Hepatitis B is a serious and globally prevalent disease with 296 million people worldwide living with chronic hepatitis B virus (HBV) infections. Recent advances in HBV therapeutics have made infection a treatable disease, but they only disrupt certain areas of the HBV lifecycle. As a result, if the therapeutics are withdrawn, patients can relapse. What’s more, long-term use can cause antiviral resistance.
To cure the disease, therapeutics need to address every stage of the HBV lifecycle, providing both seroclearance of the hepatitis B surface antigen (HBsAg) and silencing of the genomically integrated HBV DNA. However, investment in this space carries considerable risk as developers struggle to move treatments from animal models to human studies. Notably, human responses to HBV therapies are notoriously difficult to predict and traditional animal models translate poorly to the human environment, causing significant delays, as well as safety, cost, and efficacy concerns.
The many challenges of setting up an HBV preclinical model
The main problem with translatability lies in the fact that human HBV only infects human and chimpanzee hepatocytes. This makes finding an appropriate animal model challenging since chimpanzees can no longer be used for this type of research. Only humanized liver animal models have been truly effective in this space since they are the only preclinical model to truly recapitulate infection.
The HBV lifecycle is multifaceted and unique, with many stages and a highly stable molecular template DNA that confers the chronic nature of the disease. Although each stage provides a potential target for therapies, a complete cure requires the disruption of every stage of the viral lifecycle.

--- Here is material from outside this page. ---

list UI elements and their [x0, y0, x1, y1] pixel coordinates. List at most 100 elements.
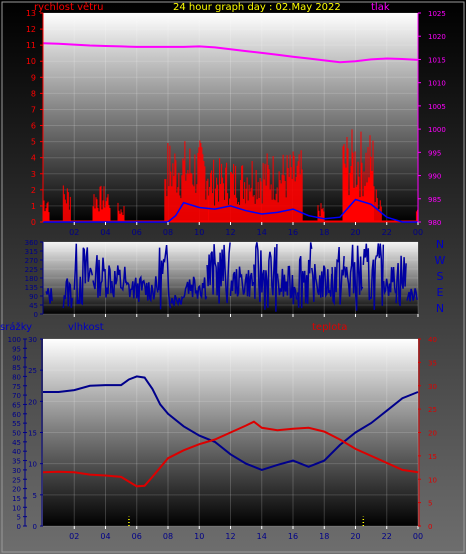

Therefore, to measure the effectiveness of a potential therapeutic, every part of the cycle must be assessed during preclinical testing. This adds an extra layer of complexity, particularly as measurements must be made at both the liver and serum levels.
HBV’s complicated lifecycle also impacts study design. It can be hard to define the study length and the toxicity and efficacy parameters, making it difficult to predict what data will be available, and when, to decision-makers and the total cost of this preclinical work.

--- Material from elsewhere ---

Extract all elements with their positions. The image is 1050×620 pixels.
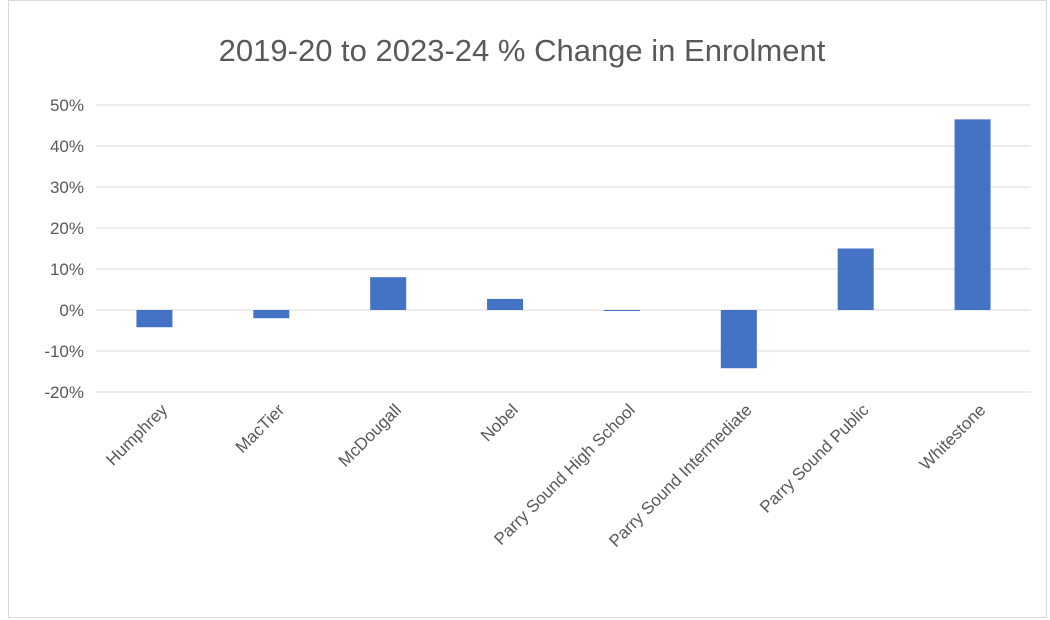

A poorly designed study can stop research in its tracks
If insufficient or uninterpretable data is gathered in preclinical stages, due to the limited scope of measurable parameters or the timelines needed to measure efficacy or toxicity, testing is unlikely to progress to clinical stages. This could mean that promising therapies may be dropped in error when they could show success in human trials.
More worryingly, if the preclinical model cannot accurately predict human responses, then it has limited clinical relevance. As such, even if the data produced in suboptimal rodent models indicates a potential clinical benefit, the chances of failure are high when such therapeutics are tested in patients. They may not show efficacy, for example, and could carry additional, unknown toxicity risks, wasting precious time and money and raising safety concerns.

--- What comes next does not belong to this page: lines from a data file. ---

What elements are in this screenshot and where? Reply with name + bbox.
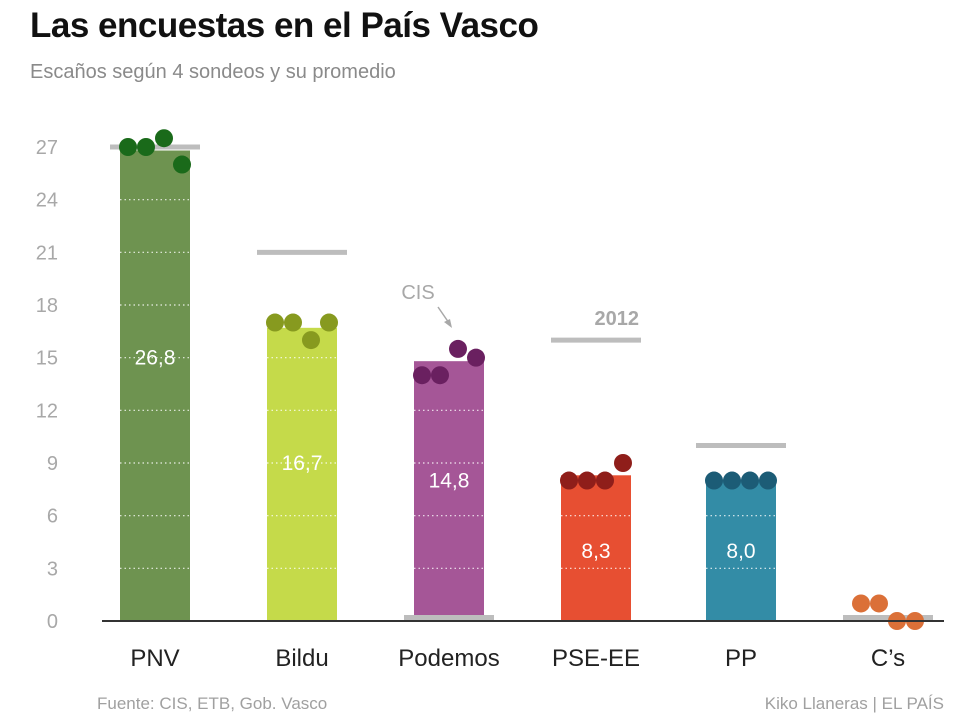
chart-title: Las encuestas en el País Vasco	[30, 6, 539, 45]
chart-subtitle: Escaños según 4 sondeos y su promedio	[30, 61, 396, 83]
poll-dot	[759, 471, 777, 490]
category-label: Podemos	[398, 645, 499, 672]
y-tick-label: 12	[36, 400, 58, 422]
credit-note: Kiko Llaneras | EL PAÍS	[764, 694, 944, 713]
data-label: 26,8	[135, 347, 176, 370]
y-tick-label: 15	[36, 348, 58, 370]
poll-dot	[852, 594, 870, 613]
poll-dot	[870, 594, 888, 613]
bar	[561, 475, 631, 621]
annotation-2012: 2012	[595, 308, 640, 330]
annotation-arrow-line	[437, 306, 450, 324]
bar	[414, 361, 484, 621]
y-tick-label: 18	[36, 295, 58, 317]
poll-dot	[413, 366, 431, 385]
poll-dot	[320, 313, 338, 332]
annotation-cis: CIS	[401, 282, 434, 304]
poll-dot	[560, 471, 578, 490]
poll-dot	[741, 471, 759, 490]
poll-dot	[723, 471, 741, 490]
y-tick-label: 24	[36, 190, 58, 212]
category-label: PP	[725, 645, 757, 672]
poll-dot	[431, 366, 449, 385]
source-note: Fuente: CIS, ETB, Gob. Vasco	[97, 694, 328, 713]
category-label: C’s	[871, 645, 905, 672]
poll-dot	[449, 339, 467, 358]
data-label: 16,7	[282, 452, 323, 475]
poll-dot	[596, 471, 614, 490]
poll-dot	[137, 138, 155, 156]
poll-dot	[578, 471, 596, 490]
category-label: Bildu	[275, 645, 328, 672]
y-tick-label: 27	[36, 137, 58, 159]
poll-dot	[284, 313, 302, 332]
annotation-arrowhead	[444, 319, 452, 328]
poll-dot	[119, 138, 137, 156]
bar	[706, 480, 776, 621]
poll-dot	[155, 129, 173, 148]
poll-dot	[302, 331, 320, 350]
y-tick-label: 21	[36, 242, 58, 264]
data-label: 8,0	[726, 540, 755, 563]
bar	[120, 150, 190, 621]
data-label: 8,3	[581, 540, 610, 563]
y-tick-label: 3	[47, 558, 58, 580]
y-tick-label: 9	[47, 453, 58, 475]
y-tick-label: 6	[47, 506, 58, 528]
category-label: PNV	[130, 645, 179, 672]
poll-dot	[705, 471, 723, 490]
poll-dot	[467, 348, 485, 367]
data-label: 14,8	[429, 470, 470, 493]
poll-dot	[266, 313, 284, 332]
category-label: PSE-EE	[552, 645, 640, 672]
y-tick-label: 0	[47, 611, 58, 633]
poll-dot	[614, 454, 632, 472]
bar	[267, 327, 337, 621]
poll-dot	[173, 155, 191, 174]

Going for the gold standard with a trusted preclinical infection model
Powerful humanized liver models now exist that enable accurate translation to the human environment, allowing true infection and the measurement of all stages of the viral lifecycle in both liver and serum assays.
When choosing a preclinical model, ensuring that it guarantees a high and predictable baseline of viral infection to make lifecycle measurements possible, and that it provides the most accurate efficacy and toxicity data, is imperative. Moreover, it is vital that it exhibits key features of the HBV lifecycle, including the presence of cccDNA.
Choosing the right model is only the first step. All animal models are unpredictable, and unexpected in-life instances can quickly derail a project. To keep your project on track, choose a trusted partner with skilled personnel that are highly experienced in HBV preclinical studies, and ensure they offer biosafety level 2 laboratories. Additionally, a trusted partner can make sure animal health is guaranteed, for both ethical and efficacy reasons.
The team you work with will be crucial at all stages of study design and execution and will bring in-depth knowledge to ensure your studies are set up in the most timely and cost-effective manner. Together with an expert partner, you can be more confident in your preclinical studies, and mitigate risks before they become challenges — ultimately helping to streamline your route to clinical trials.